On top of questions for the event, our readers also shared their thoughts this week on the NBA Finals, the student protests in Quebec and our Islamophobia issue. Let us know what you think—in the comments!
Cory_Panshin: I’m interested in Chris’s arguments, but I see a few flaws in his assumption that our society has been acting as an effective meritocracy. Perhaps the most obvious is that the people he references as rising to the top of the heap through brains and hard work are all men.
But to take it a little further, I need to say a few things about myself. I attended Hunter College Elementary School (class of ’57), but I always had a painful sense of being out of place among my classmates, who were mainly the children of wealthy East Siders or Columbia professors. I knew that I was smarter than most of them—in that environment, it was hard not to be aware of such things—but instead of being praised as the best of the best, I’d have people asking me if it was true I was the principal’s niece (which I wasn’t, by any stretch) because they’d heard I was receiving special privileges. In a society where even the kids with brains assume it’s not what you know but who you know, there doesn’t seem to be much basis for talking about meritocracy.
And then we all graduated and some of my classmates went off to finishing schools in Switzerland while I went to Hunter High School (class of ’63) and found myself in a much more egalitarian environment where I fit in better—but perhaps because the school was still all-girls at that time, nobody I knew ever went on to rule the world.
And because I was very smart and very good at taking standardized tests, I eventually wound up at Harvard (class of ’67), where I was as out of place again as I had been in elementary school. It took me many years, however, to figure out that the meritocratic myths I’d been sold by my guidance counselors were hogwash and that Harvard was never meant for people like me. Instead, it was about grooming the children of the elite, with a certain number of super-bright public school students tossed in as window dressing, and an even smaller number of those outsiders allowed to become insiders if they played the game just right.

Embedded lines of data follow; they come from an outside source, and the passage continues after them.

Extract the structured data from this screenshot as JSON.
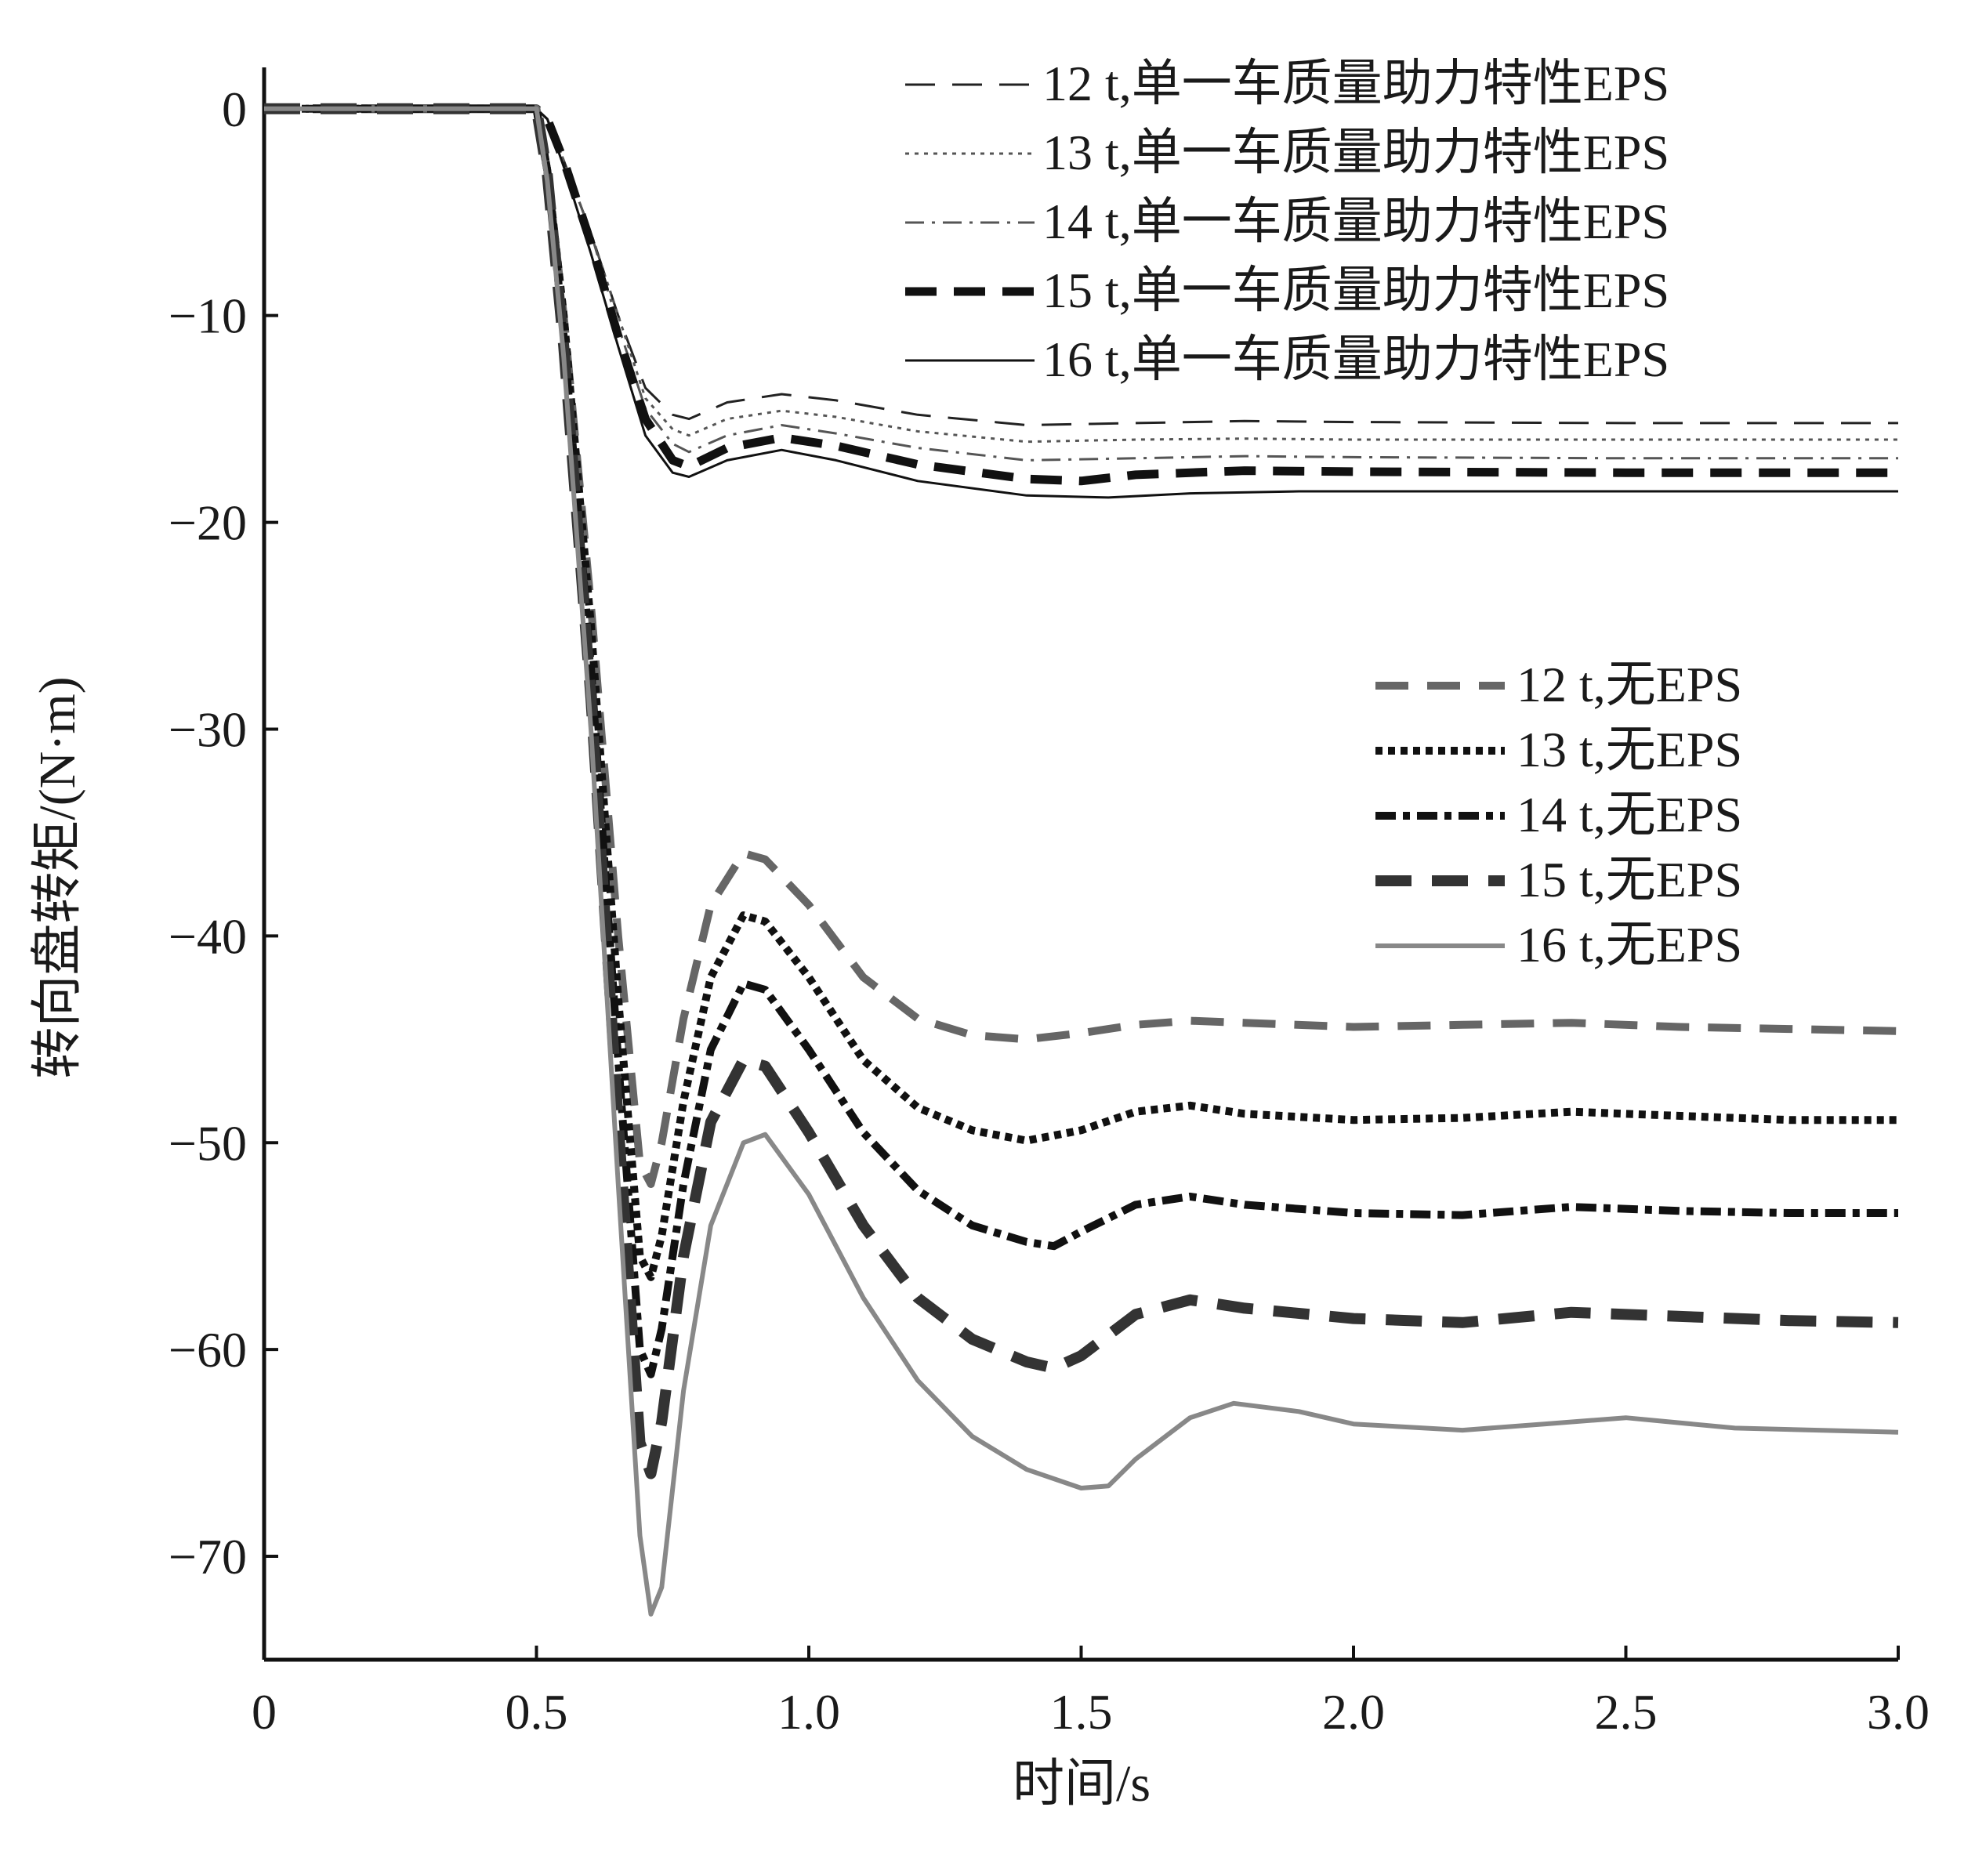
{
  "chart_data": {
    "type": "line",
    "title": "",
    "xlabel": "时间/s",
    "ylabel": "转向盘转矩/(N·m)",
    "xlim": [
      0,
      3.0
    ],
    "ylim": [
      -75,
      2
    ],
    "xticks": [
      0,
      0.5,
      1.0,
      1.5,
      2.0,
      2.5,
      3.0
    ],
    "xtick_labels": [
      "0",
      "0.5",
      "1.0",
      "1.5",
      "2.0",
      "2.5",
      "3.0"
    ],
    "yticks": [
      0,
      -10,
      -20,
      -30,
      -40,
      -50,
      -60,
      -70
    ],
    "ytick_labels": [
      "0",
      "−10",
      "−20",
      "−30",
      "−40",
      "−50",
      "−60",
      "−70"
    ],
    "grid": false,
    "legend_placement": [
      "top-right",
      "right"
    ],
    "series": [
      {
        "name": "12 t,单一车质量助力特性EPS",
        "group": "eps",
        "color": "#222222",
        "points": [
          [
            0,
            0
          ],
          [
            0.5,
            0
          ],
          [
            0.52,
            -0.5
          ],
          [
            0.55,
            -2.5
          ],
          [
            0.6,
            -6
          ],
          [
            0.65,
            -10
          ],
          [
            0.7,
            -13.5
          ],
          [
            0.75,
            -14.8
          ],
          [
            0.78,
            -15
          ],
          [
            0.85,
            -14.2
          ],
          [
            0.95,
            -13.8
          ],
          [
            1.05,
            -14.1
          ],
          [
            1.2,
            -14.8
          ],
          [
            1.4,
            -15.3
          ],
          [
            1.6,
            -15.2
          ],
          [
            1.8,
            -15.1
          ],
          [
            2.0,
            -15.15
          ],
          [
            2.5,
            -15.2
          ],
          [
            3.0,
            -15.2
          ]
        ]
      },
      {
        "name": "13 t,单一车质量助力特性EPS",
        "group": "eps",
        "color": "#555555",
        "points": [
          [
            0,
            0
          ],
          [
            0.5,
            0
          ],
          [
            0.52,
            -0.5
          ],
          [
            0.55,
            -2.5
          ],
          [
            0.6,
            -6
          ],
          [
            0.65,
            -10
          ],
          [
            0.7,
            -14
          ],
          [
            0.75,
            -15.5
          ],
          [
            0.78,
            -15.8
          ],
          [
            0.85,
            -15
          ],
          [
            0.95,
            -14.6
          ],
          [
            1.05,
            -14.9
          ],
          [
            1.2,
            -15.6
          ],
          [
            1.4,
            -16.1
          ],
          [
            1.6,
            -16
          ],
          [
            1.8,
            -15.95
          ],
          [
            2.0,
            -16
          ],
          [
            2.5,
            -16
          ],
          [
            3.0,
            -16
          ]
        ]
      },
      {
        "name": "14 t,单一车质量助力特性EPS",
        "group": "eps",
        "color": "#555555",
        "points": [
          [
            0,
            0
          ],
          [
            0.5,
            0
          ],
          [
            0.52,
            -0.5
          ],
          [
            0.55,
            -2.5
          ],
          [
            0.6,
            -6
          ],
          [
            0.65,
            -10.5
          ],
          [
            0.7,
            -14.5
          ],
          [
            0.75,
            -16.2
          ],
          [
            0.78,
            -16.6
          ],
          [
            0.85,
            -15.8
          ],
          [
            0.95,
            -15.3
          ],
          [
            1.05,
            -15.7
          ],
          [
            1.2,
            -16.4
          ],
          [
            1.4,
            -17
          ],
          [
            1.6,
            -16.9
          ],
          [
            1.8,
            -16.8
          ],
          [
            2.0,
            -16.85
          ],
          [
            2.5,
            -16.9
          ],
          [
            3.0,
            -16.9
          ]
        ]
      },
      {
        "name": "15 t,单一车质量助力特性EPS",
        "group": "eps",
        "color": "#111111",
        "points": [
          [
            0,
            0
          ],
          [
            0.5,
            0
          ],
          [
            0.52,
            -0.5
          ],
          [
            0.55,
            -2.5
          ],
          [
            0.6,
            -6.5
          ],
          [
            0.65,
            -11
          ],
          [
            0.7,
            -15
          ],
          [
            0.75,
            -17
          ],
          [
            0.78,
            -17.3
          ],
          [
            0.85,
            -16.4
          ],
          [
            0.95,
            -15.9
          ],
          [
            1.05,
            -16.3
          ],
          [
            1.2,
            -17.2
          ],
          [
            1.4,
            -17.9
          ],
          [
            1.5,
            -18
          ],
          [
            1.6,
            -17.7
          ],
          [
            1.8,
            -17.5
          ],
          [
            2.0,
            -17.55
          ],
          [
            2.5,
            -17.6
          ],
          [
            3.0,
            -17.6
          ]
        ]
      },
      {
        "name": "16 t,单一车质量助力特性EPS",
        "group": "eps",
        "color": "#111111",
        "points": [
          [
            0,
            0
          ],
          [
            0.5,
            0
          ],
          [
            0.52,
            -0.5
          ],
          [
            0.55,
            -2.8
          ],
          [
            0.6,
            -7
          ],
          [
            0.65,
            -11.5
          ],
          [
            0.7,
            -15.8
          ],
          [
            0.75,
            -17.6
          ],
          [
            0.78,
            -17.8
          ],
          [
            0.85,
            -17
          ],
          [
            0.95,
            -16.5
          ],
          [
            1.05,
            -17
          ],
          [
            1.2,
            -18
          ],
          [
            1.4,
            -18.7
          ],
          [
            1.55,
            -18.8
          ],
          [
            1.7,
            -18.6
          ],
          [
            1.9,
            -18.5
          ],
          [
            2.5,
            -18.5
          ],
          [
            3.0,
            -18.5
          ]
        ]
      },
      {
        "name": "12 t,无EPS",
        "group": "noeps",
        "color": "#666666",
        "points": [
          [
            0,
            0
          ],
          [
            0.5,
            0
          ],
          [
            0.52,
            -3
          ],
          [
            0.55,
            -10
          ],
          [
            0.6,
            -24
          ],
          [
            0.65,
            -40
          ],
          [
            0.69,
            -51
          ],
          [
            0.71,
            -52
          ],
          [
            0.73,
            -50
          ],
          [
            0.77,
            -44
          ],
          [
            0.82,
            -38.5
          ],
          [
            0.88,
            -36
          ],
          [
            0.92,
            -36.3
          ],
          [
            1.0,
            -38.5
          ],
          [
            1.1,
            -42
          ],
          [
            1.2,
            -44
          ],
          [
            1.3,
            -44.8
          ],
          [
            1.4,
            -45
          ],
          [
            1.5,
            -44.7
          ],
          [
            1.6,
            -44.3
          ],
          [
            1.7,
            -44.1
          ],
          [
            1.8,
            -44.2
          ],
          [
            2.0,
            -44.4
          ],
          [
            2.2,
            -44.3
          ],
          [
            2.4,
            -44.2
          ],
          [
            2.6,
            -44.4
          ],
          [
            2.8,
            -44.5
          ],
          [
            3.0,
            -44.6
          ]
        ]
      },
      {
        "name": "13 t,无EPS",
        "group": "noeps",
        "color": "#111111",
        "points": [
          [
            0,
            0
          ],
          [
            0.5,
            0
          ],
          [
            0.52,
            -3
          ],
          [
            0.55,
            -10
          ],
          [
            0.6,
            -25
          ],
          [
            0.65,
            -43
          ],
          [
            0.69,
            -55.5
          ],
          [
            0.71,
            -56.5
          ],
          [
            0.73,
            -54.5
          ],
          [
            0.77,
            -48
          ],
          [
            0.82,
            -42
          ],
          [
            0.88,
            -39
          ],
          [
            0.92,
            -39.3
          ],
          [
            1.0,
            -42
          ],
          [
            1.1,
            -46
          ],
          [
            1.2,
            -48.3
          ],
          [
            1.3,
            -49.4
          ],
          [
            1.4,
            -49.9
          ],
          [
            1.5,
            -49.4
          ],
          [
            1.6,
            -48.5
          ],
          [
            1.7,
            -48.2
          ],
          [
            1.8,
            -48.6
          ],
          [
            2.0,
            -48.9
          ],
          [
            2.2,
            -48.8
          ],
          [
            2.4,
            -48.5
          ],
          [
            2.6,
            -48.7
          ],
          [
            2.8,
            -48.9
          ],
          [
            3.0,
            -48.9
          ]
        ]
      },
      {
        "name": "14 t,无EPS",
        "group": "noeps",
        "color": "#111111",
        "points": [
          [
            0,
            0
          ],
          [
            0.5,
            0
          ],
          [
            0.52,
            -3
          ],
          [
            0.55,
            -11
          ],
          [
            0.6,
            -27
          ],
          [
            0.65,
            -46
          ],
          [
            0.69,
            -60
          ],
          [
            0.71,
            -61.2
          ],
          [
            0.73,
            -59
          ],
          [
            0.77,
            -52
          ],
          [
            0.82,
            -45.5
          ],
          [
            0.88,
            -42.3
          ],
          [
            0.92,
            -42.6
          ],
          [
            1.0,
            -45.5
          ],
          [
            1.1,
            -49.5
          ],
          [
            1.2,
            -52.3
          ],
          [
            1.3,
            -54
          ],
          [
            1.4,
            -54.8
          ],
          [
            1.45,
            -55
          ],
          [
            1.5,
            -54.3
          ],
          [
            1.6,
            -53
          ],
          [
            1.7,
            -52.6
          ],
          [
            1.8,
            -53
          ],
          [
            2.0,
            -53.4
          ],
          [
            2.2,
            -53.5
          ],
          [
            2.4,
            -53.1
          ],
          [
            2.6,
            -53.3
          ],
          [
            2.8,
            -53.4
          ],
          [
            3.0,
            -53.4
          ]
        ]
      },
      {
        "name": "15 t,无EPS",
        "group": "noeps",
        "color": "#333333",
        "points": [
          [
            0,
            0
          ],
          [
            0.5,
            0
          ],
          [
            0.52,
            -3.2
          ],
          [
            0.55,
            -11.5
          ],
          [
            0.6,
            -28.5
          ],
          [
            0.65,
            -49
          ],
          [
            0.69,
            -64.5
          ],
          [
            0.71,
            -66
          ],
          [
            0.73,
            -63.5
          ],
          [
            0.77,
            -55.5
          ],
          [
            0.82,
            -49
          ],
          [
            0.88,
            -46
          ],
          [
            0.92,
            -46.3
          ],
          [
            1.0,
            -49.5
          ],
          [
            1.1,
            -54
          ],
          [
            1.2,
            -57.5
          ],
          [
            1.3,
            -59.5
          ],
          [
            1.4,
            -60.6
          ],
          [
            1.45,
            -60.9
          ],
          [
            1.5,
            -60.3
          ],
          [
            1.6,
            -58.3
          ],
          [
            1.7,
            -57.6
          ],
          [
            1.8,
            -58
          ],
          [
            2.0,
            -58.5
          ],
          [
            2.2,
            -58.7
          ],
          [
            2.4,
            -58.2
          ],
          [
            2.6,
            -58.4
          ],
          [
            2.8,
            -58.6
          ],
          [
            3.0,
            -58.7
          ]
        ]
      },
      {
        "name": "16 t,无EPS",
        "group": "noeps",
        "color": "#888888",
        "points": [
          [
            0,
            0
          ],
          [
            0.5,
            0
          ],
          [
            0.52,
            -3.5
          ],
          [
            0.55,
            -12
          ],
          [
            0.6,
            -30
          ],
          [
            0.65,
            -52
          ],
          [
            0.69,
            -69
          ],
          [
            0.71,
            -72.8
          ],
          [
            0.73,
            -71.5
          ],
          [
            0.77,
            -62
          ],
          [
            0.82,
            -54
          ],
          [
            0.88,
            -50
          ],
          [
            0.92,
            -49.6
          ],
          [
            1.0,
            -52.5
          ],
          [
            1.1,
            -57.5
          ],
          [
            1.2,
            -61.5
          ],
          [
            1.3,
            -64.2
          ],
          [
            1.4,
            -65.8
          ],
          [
            1.5,
            -66.7
          ],
          [
            1.55,
            -66.6
          ],
          [
            1.6,
            -65.3
          ],
          [
            1.7,
            -63.3
          ],
          [
            1.78,
            -62.6
          ],
          [
            1.9,
            -63
          ],
          [
            2.0,
            -63.6
          ],
          [
            2.2,
            -63.9
          ],
          [
            2.35,
            -63.6
          ],
          [
            2.5,
            -63.3
          ],
          [
            2.7,
            -63.8
          ],
          [
            3.0,
            -64
          ]
        ]
      }
    ]
  }
}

But that outside-turned-insider route was never for me — and never could have been. Maybe because I was a girl. Or because I was a stereotypical geek with more interest in writing an Elvish glossary than in playing the power games of the elite. Or because there was just enough 1930’s intellectual Jewish radicalism still hanging about my parents and their friends for me to feel it would be a kind of treason to even think about wanting to claw my way to the top of some imaginary social heap.